The U.S. Court of Appeals for the Tenth Circuit affirmed. It upheld the district court’s ruling on the Rehabilitation Act claim, assuming that the plaintiff was disabled but finding that he was not otherwise qualified to hold the position as required by that law, that there were “no reasonable accommodations that would have allowed [the plaintiff] to remain employed in the boiler room,” and thus that the transfer to the lower paid position was reasonable.

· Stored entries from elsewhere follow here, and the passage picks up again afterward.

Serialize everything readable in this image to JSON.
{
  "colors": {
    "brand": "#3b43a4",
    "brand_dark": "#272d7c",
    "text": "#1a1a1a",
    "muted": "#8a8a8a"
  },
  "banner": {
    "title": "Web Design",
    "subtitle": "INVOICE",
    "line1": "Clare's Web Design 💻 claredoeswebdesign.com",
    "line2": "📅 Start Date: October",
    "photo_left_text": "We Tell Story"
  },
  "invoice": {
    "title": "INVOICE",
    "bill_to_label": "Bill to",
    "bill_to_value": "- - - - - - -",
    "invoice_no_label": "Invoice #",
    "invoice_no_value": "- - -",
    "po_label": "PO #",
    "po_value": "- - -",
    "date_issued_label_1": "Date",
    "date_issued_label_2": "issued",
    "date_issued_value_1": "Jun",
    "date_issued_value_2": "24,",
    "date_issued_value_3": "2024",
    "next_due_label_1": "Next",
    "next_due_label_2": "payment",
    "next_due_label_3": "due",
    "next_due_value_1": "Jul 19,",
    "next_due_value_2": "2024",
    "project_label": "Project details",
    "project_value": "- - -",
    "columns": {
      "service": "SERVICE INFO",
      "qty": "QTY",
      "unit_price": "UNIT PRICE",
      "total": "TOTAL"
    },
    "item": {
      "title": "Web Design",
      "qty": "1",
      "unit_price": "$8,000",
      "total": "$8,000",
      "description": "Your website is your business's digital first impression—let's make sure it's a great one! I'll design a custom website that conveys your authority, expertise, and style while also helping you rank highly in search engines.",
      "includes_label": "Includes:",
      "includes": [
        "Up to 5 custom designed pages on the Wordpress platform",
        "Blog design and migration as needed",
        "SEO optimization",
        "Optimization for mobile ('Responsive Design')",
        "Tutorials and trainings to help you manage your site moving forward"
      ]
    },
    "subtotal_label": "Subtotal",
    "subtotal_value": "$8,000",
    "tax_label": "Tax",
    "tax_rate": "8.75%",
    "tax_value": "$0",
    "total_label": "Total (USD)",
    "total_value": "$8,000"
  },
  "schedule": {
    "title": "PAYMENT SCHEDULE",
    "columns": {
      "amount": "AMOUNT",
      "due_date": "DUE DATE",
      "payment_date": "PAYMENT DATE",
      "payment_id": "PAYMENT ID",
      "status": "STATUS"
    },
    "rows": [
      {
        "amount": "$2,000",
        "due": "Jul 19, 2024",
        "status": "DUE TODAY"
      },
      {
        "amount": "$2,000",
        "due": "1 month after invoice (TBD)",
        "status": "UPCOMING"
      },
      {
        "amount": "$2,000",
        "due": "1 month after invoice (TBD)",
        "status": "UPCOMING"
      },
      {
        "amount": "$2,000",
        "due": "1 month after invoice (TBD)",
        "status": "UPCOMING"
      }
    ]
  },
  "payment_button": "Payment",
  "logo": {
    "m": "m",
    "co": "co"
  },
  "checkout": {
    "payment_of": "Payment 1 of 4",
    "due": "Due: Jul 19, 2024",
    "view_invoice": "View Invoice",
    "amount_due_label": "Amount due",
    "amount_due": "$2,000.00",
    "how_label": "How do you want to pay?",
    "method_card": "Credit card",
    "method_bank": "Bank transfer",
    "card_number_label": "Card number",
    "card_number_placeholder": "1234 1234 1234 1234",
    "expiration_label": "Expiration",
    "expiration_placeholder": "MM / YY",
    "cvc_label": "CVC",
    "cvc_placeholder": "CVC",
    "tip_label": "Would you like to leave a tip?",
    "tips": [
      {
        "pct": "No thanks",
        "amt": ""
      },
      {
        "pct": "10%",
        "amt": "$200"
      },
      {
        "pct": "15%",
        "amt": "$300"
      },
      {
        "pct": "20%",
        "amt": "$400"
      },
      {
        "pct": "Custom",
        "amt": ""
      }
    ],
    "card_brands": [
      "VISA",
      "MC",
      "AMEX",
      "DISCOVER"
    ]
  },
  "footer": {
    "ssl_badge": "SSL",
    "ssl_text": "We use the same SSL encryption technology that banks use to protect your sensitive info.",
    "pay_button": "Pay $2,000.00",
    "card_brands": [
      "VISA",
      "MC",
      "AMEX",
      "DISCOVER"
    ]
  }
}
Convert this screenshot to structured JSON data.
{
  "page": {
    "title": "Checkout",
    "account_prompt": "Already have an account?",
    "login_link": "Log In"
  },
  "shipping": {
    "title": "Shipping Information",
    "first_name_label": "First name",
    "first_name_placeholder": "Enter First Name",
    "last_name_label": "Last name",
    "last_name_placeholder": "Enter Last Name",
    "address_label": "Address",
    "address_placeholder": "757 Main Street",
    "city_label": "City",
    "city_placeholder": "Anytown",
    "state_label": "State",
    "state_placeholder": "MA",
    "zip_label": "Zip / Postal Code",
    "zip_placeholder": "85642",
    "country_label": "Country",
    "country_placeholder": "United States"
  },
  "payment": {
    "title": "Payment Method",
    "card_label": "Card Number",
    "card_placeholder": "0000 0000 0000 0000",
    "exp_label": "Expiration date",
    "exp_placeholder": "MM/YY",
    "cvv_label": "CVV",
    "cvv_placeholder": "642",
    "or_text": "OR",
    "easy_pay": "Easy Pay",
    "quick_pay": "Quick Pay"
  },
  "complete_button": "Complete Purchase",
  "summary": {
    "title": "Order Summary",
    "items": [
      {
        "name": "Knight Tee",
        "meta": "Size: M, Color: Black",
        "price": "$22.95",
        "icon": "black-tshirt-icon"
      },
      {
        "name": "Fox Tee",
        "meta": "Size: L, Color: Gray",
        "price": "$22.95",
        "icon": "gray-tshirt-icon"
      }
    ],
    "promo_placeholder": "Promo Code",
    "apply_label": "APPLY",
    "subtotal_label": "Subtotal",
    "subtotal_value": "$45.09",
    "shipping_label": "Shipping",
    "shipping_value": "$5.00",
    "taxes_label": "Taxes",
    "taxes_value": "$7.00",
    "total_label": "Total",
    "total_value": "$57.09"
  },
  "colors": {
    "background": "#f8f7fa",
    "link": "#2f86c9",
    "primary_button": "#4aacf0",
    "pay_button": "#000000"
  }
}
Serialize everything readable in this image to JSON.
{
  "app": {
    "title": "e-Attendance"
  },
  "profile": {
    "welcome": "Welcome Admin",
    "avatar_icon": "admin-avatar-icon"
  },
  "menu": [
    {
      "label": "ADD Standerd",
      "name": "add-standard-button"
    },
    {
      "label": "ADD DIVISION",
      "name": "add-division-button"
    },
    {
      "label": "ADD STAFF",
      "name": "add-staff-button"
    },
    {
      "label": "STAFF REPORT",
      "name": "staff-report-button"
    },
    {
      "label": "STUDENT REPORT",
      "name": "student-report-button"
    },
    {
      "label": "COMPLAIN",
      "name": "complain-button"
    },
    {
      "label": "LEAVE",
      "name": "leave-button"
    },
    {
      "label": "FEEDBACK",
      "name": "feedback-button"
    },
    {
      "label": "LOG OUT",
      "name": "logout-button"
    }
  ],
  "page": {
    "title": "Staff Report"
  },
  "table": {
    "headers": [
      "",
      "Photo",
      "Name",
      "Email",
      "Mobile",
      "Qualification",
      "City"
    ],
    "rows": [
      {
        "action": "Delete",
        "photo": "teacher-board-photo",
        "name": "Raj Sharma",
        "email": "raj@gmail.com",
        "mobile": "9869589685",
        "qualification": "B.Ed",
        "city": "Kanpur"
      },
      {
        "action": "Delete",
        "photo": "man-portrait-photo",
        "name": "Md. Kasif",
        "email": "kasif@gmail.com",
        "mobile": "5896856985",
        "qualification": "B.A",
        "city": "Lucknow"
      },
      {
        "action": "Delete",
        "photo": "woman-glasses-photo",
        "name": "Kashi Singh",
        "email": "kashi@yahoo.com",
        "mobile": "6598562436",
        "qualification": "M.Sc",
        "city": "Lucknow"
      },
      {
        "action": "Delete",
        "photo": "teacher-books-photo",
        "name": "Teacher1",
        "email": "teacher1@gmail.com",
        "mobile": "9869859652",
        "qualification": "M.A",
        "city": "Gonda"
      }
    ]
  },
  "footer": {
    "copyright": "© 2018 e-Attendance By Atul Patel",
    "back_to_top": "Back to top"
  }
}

The Tenth Circuit also affirmed the district court’s grant of summary judgment as to the plaintiff’s age discrimination claim. The circuit court acknowledged that the plaintiff had properly alleged all the elements to establish a prima facie case:  he was over the age of 40, he was performing satisfactory work, he was terminated from this position, and, finally, he was replaced by employees who were younger. It found, however, that the defendants had asserted a non-age related justification for its actions:  the plaintiff failed the mandated physical and it believed that he was unable to perform the essential functions required of a boiler room operator. The plaintiff also was unable to allege facts sufficient to show that the justification was a pretext or that age was a determinative factor. There were no disputed facts and the evidence that existed could not support a claim under the ADEA, the circuit court concluded. It therefore found that summary judgment in favor of the defendants was appropriate on this claim. [Wilkerson v. Shinseki, 606 F.3d 1256 (10th Cir. 2010).]